Much of Yandex Infrastructure revolves around the issues of scale and performance.
Our primary storage and compute system is called YT; currently it stores over 1EB of data and utilizes about 1M of compute cores. It runs a mixture of production and ad-hoc workloads, all within a shared fleet of servers located in a number of geo-distributed datacenters.
At this scale, storing and handling data efficiently becomes the matter of survival. Also with such a multitude of servers, individual hardware faults are no longer considered anomalies, rather they are regarded as ordinary events happening each day at certain predictable rates.
Disk drive faults are usually handled via data replication, i.e. making physical copies of the same data piece and placing these copies on a number of machines (typically located in disjoint failure domains such as racks or even whole datacenters). The most common replication factor used nowadays is 3. RF=3 enables losing any two drives simultaneously while preserving data integrity and availability.

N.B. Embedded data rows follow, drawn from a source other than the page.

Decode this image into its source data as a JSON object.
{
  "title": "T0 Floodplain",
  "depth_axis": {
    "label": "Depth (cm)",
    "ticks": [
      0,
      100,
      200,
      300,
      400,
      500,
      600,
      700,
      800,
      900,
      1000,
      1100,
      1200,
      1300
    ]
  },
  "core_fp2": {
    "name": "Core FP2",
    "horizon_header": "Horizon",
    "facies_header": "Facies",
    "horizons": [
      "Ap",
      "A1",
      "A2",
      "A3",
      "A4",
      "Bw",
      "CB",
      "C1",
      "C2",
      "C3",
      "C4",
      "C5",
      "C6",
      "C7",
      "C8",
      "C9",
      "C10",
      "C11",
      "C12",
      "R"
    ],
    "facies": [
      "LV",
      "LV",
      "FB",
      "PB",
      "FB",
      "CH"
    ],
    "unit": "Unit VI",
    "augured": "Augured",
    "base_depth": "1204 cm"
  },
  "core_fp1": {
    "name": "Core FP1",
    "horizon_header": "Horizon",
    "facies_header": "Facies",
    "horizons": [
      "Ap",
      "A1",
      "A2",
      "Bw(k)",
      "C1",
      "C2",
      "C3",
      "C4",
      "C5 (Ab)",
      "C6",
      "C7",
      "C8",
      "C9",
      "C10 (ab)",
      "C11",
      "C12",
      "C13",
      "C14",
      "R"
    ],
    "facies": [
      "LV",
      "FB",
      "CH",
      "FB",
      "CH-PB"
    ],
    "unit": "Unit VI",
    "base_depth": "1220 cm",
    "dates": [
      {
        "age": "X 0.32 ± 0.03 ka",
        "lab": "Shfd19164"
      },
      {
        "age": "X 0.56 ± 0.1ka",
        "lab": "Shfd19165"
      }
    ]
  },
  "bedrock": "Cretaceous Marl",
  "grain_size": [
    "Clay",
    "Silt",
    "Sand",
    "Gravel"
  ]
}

This, however, incurs x3 overhead in disk storage space.
Since 2013 we adopted a well-known technique called Erasure Coding, which helps to reduce this overhead factor to lower numbers (such as 4/3) while maintaining the same level of fault tolerance. CPU and network bandwidth consumption, however, are typically higher for Erasure Coding (compared to the usual data replication). Hence designing and scaling such a storage system requires more insights and certain care.
The standard Erasure Coding approach is directly applicable to immutable data (typically called "blob chunks" in YT) The evolution of highly scalable KV-storages (sometimes reaching many PBs in size and consuming tens of GBs of writes per second) prompted us to apply these ideas to so-called "journal chunks", i.e. append-only structures used to implement WAL journalling of RAFT-like fault-tolerant data shards.
We have devised a scheme combining the notions of (read and write) quorums and Erasure Coding to reduce the disk and network bandwidth consumption thus saving on expensive NVME disks and cross-DC traffic while maintaining high throughput and low write latencies, even at higher quantiles.
In this talk Maxim will give a brief overview of Erasure Coding schemes that we employ and discuss various real-world scenarios and lessons learned while operating these systems at scale.